The intriguing title of a recent report from scholars at Duke is “Accountability Through Algorithm: Developing the Field of Computational Journalism”. Semi-related to CAR, Computational Journalism is defined as “the combination of algorithms, data, and knowledge from the social sciences to supplement the accountability function of journalism.” I take each of those – algorithms, data and knowledge from the social sciences – as separate elements, because while journalists do have plenty to learn from the social sciences, we also operate in an environment that is not quite academic (and sometimes not at all).

The report identifies four areas of potential exploration: techniques for data transformation and pattern discovery in investigative reporting; a digital “dashboard” for journalists; new social and technical structures for interactions among readers and reporters; and sense-making advances from other disciplines. All are interesting and worthy, but to me the first two are particularly so.

On the first, the best investigative journalists have been developing tools for extracting meaning from reams of information for years. The change now is that we have a greater platform for these tools in the Internet, and an effort like DocumentCloud is a clear example of that change. The challenge we face is that patterns are interesting to different people for different reasons; what an accountant finds interesting may not always be of interest to a journalist, and vice versa. The current deficit is not in the area of tools; it is the occasionally trickier area of adapting those for the task of journalism. That requires the guiding influence of people like Sarah Cohen, a newly minted Knight Chair at Duke, who is studying these issues right now. But it also requires the active participation of a wide range of news organizations and journalists. In the Internet, we have a leveling platform, but only if more journalists participate. That may be a greater challenge than the technical one.
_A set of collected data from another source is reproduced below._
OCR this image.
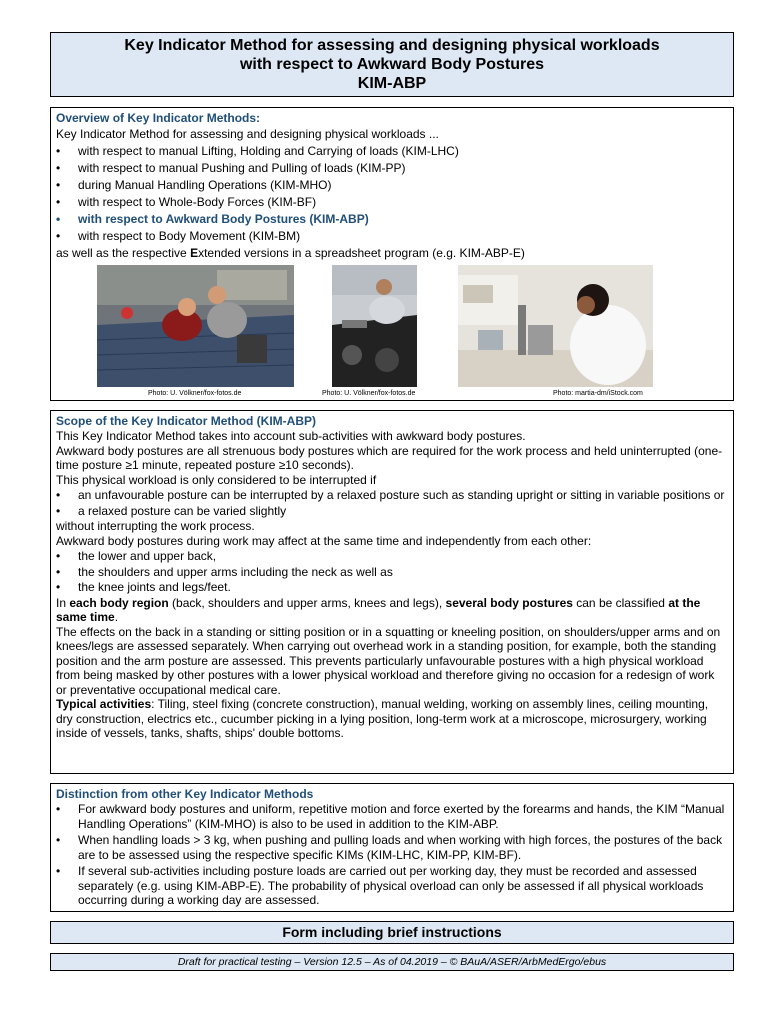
Key Indicator Method for assessing and designing physical workloads
with respect to Awkward Body Postures
KIM-ABP
Overview of Key Indicator Methods:

Key Indicator Method for assessing and designing physical workloads ...

• with respect to manual Lifting, Holding and Carrying of loads (KIM-LHC)
• with respect to manual Pushing and Pulling of loads (KIM-PP)
• during Manual Handling Operations (KIM-MHO)
• with respect to Whole-Body Forces (KIM-BF)
• with respect to Awkward Body Postures (KIM-ABP)
• with respect to Body Movement (KIM-BM)

as well as the respective Extended versions in a spreadsheet program (e.g. KIM-ABP-E)

Photo: U. Völkner/fox-fotos.de	Photo: U. Völkner/fox-fotos.de	Photo: martia-dm/iStock.com
Scope of the Key Indicator Method (KIM-ABP)

This Key Indicator Method takes into account sub-activities with awkward body postures.

Awkward body postures are all strenuous body postures which are required for the work process and held uninterrupted (one-time posture ≥1 minute, repeated posture ≥10 seconds).

This physical workload is only considered to be interrupted if

• an unfavourable posture can be interrupted by a relaxed posture such as standing upright or sitting in variable positions or
• a relaxed posture can be varied slightly

without interrupting the work process.

Awkward body postures during work may affect at the same time and independently from each other:

• the lower and upper back,
• the shoulders and upper arms including the neck as well as
• the knee joints and legs/feet.

In each body region (back, shoulders and upper arms, knees and legs), several body postures can be classified at the same time.

The effects on the back in a standing or sitting position or in a squatting or kneeling position, on shoulders/upper arms and on knees/legs are assessed separately. When carrying out overhead work in a standing position, for example, both the standing position and the arm posture are assessed. This prevents particularly unfavourable postures with a high physical workload from being masked by other postures with a lower physical workload and therefore giving no occasion for a redesign of work or preventative occupational medical care.

Typical activities: Tiling, steel fixing (concrete construction), manual welding, working on assembly lines, ceiling mounting, dry construction, electrics etc., cucumber picking in a lying position, long-term work at a microscope, microsurgery, working inside of vessels, tanks, shafts, ships' double bottoms.

Distinction from other Key Indicator Methods
• For awkward body postures and uniform, repetitive motion and force exerted by the forearms and hands, the KIM “Manual Handling Operations” (KIM-MHO) is also to be used in addition to the KIM-ABP.
• When handling loads > 3 kg, when pushing and pulling loads and when working with high forces, the postures of the back are to be assessed using the respective specific KIMs (KIM-LHC, KIM-PP, KIM-BF).
• If several sub-activities including posture loads are carried out per working day, they must be recorded and assessed separately (e.g. using KIM-ABP-E). The probability of physical overload can only be assessed if all physical workloads occurring during a working day are assessed.
Form including brief instructions
Draft for practical testing – Version 12.5 – As of 04.2019 – © BAuA/ASER/ArbMedErgo/ebus
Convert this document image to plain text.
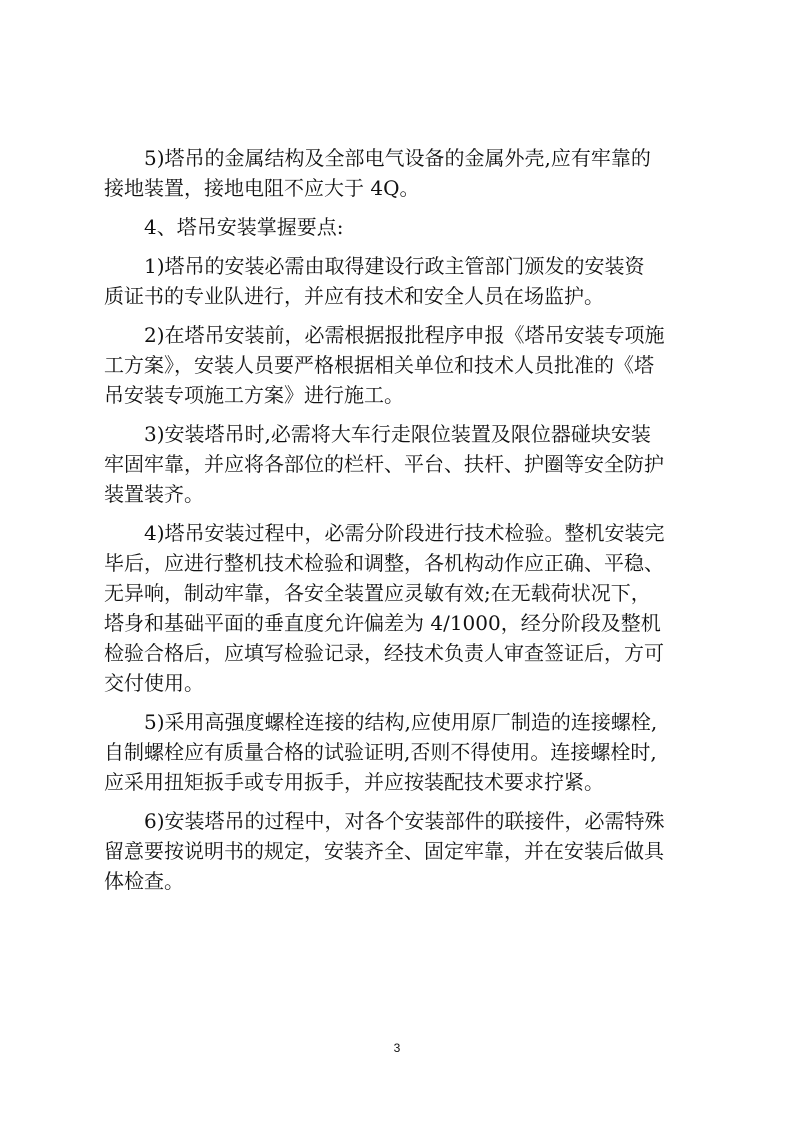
5)塔吊的金属结构及全部电气设备的金属外壳,应有牢靠的
接地装置，接地电阻不应大于 4Q。
4、塔吊安装掌握要点:
1)塔吊的安装必需由取得建设行政主管部门颁发的安装资
质证书的专业队进行，并应有技术和安全人员在场监护。
2)在塔吊安装前，必需根据报批程序申报《塔吊安装专项施
工方案》，安装人员要严格根据相关单位和技术人员批准的《塔
吊安装专项施工方案》进行施工。
3)安装塔吊时,必需将大车行走限位装置及限位器碰块安装
牢固牢靠，并应将各部位的栏杆、平台、扶杆、护圈等安全防护
装置装齐。
4)塔吊安装过程中，必需分阶段进行技术检验。整机安装完
毕后，应进行整机技术检验和调整，各机构动作应正确、平稳、
无异响，制动牢靠，各安全装置应灵敏有效;在无载荷状况下，
塔身和基础平面的垂直度允许偏差为 4/1000，经分阶段及整机
检验合格后，应填写检验记录，经技术负责人审查签证后，方可
交付使用。
5)采用高强度螺栓连接的结构,应使用原厂制造的连接螺栓,
自制螺栓应有质量合格的试验证明,否则不得使用。连接螺栓时,
应采用扭矩扳手或专用扳手，并应按装配技术要求拧紧。
6)安装塔吊的过程中，对各个安装部件的联接件，必需特殊
留意要按说明书的规定，安装齐全、固定牢靠，并在安装后做具
体检查。
3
One way to get there is the second idea – a journalist’s dashboard. This would provide reporters with a way to keep track of the deluge of information coming into newsrooms. But again, the technological side of that equation, as difficult as it is, is less of a concern to me than the implementation and adoption of the results. We know how to gather various bits of information in one place. We’re not that good at distilling the best of them, or even knowing where to start. The good news is that we have blueprints for this kind of thing: the people and companies who make great Web apps that distill masses of data into understandable results. The bad news is that we, as a business, work very differently. We don’t really share much, outside of experiences at conferences or over drinks, and particularly not at the institutional level. And we’re downright awful, in general, at adapting good ideas for our own uses.

For the idea of Computational Journalism to work, a lot is riding on a movement that is slowly growing but urgently necessary for the news industry: the increasing adoption, use and proliferation of open-source tools. The CAR community has seen an influx of use of various types of open-source software, from databases to GIS systems to web frameworks. More and more reporters and editors are embracing different styles of journalism. But the broader concept of opening up our newsrooms, both philosophically and in terms of our content and efforts, has been slow in coming. It requires not just the creation of tools, but also the development of journalists and readers who will use those tools most effectively. And that’s more than an algorithm – to say nothing of Twitter – can solve alone.

Oh, and Duke folks? Can we get a version of that report that embraces the Web as much as the concept? HTML will do fine.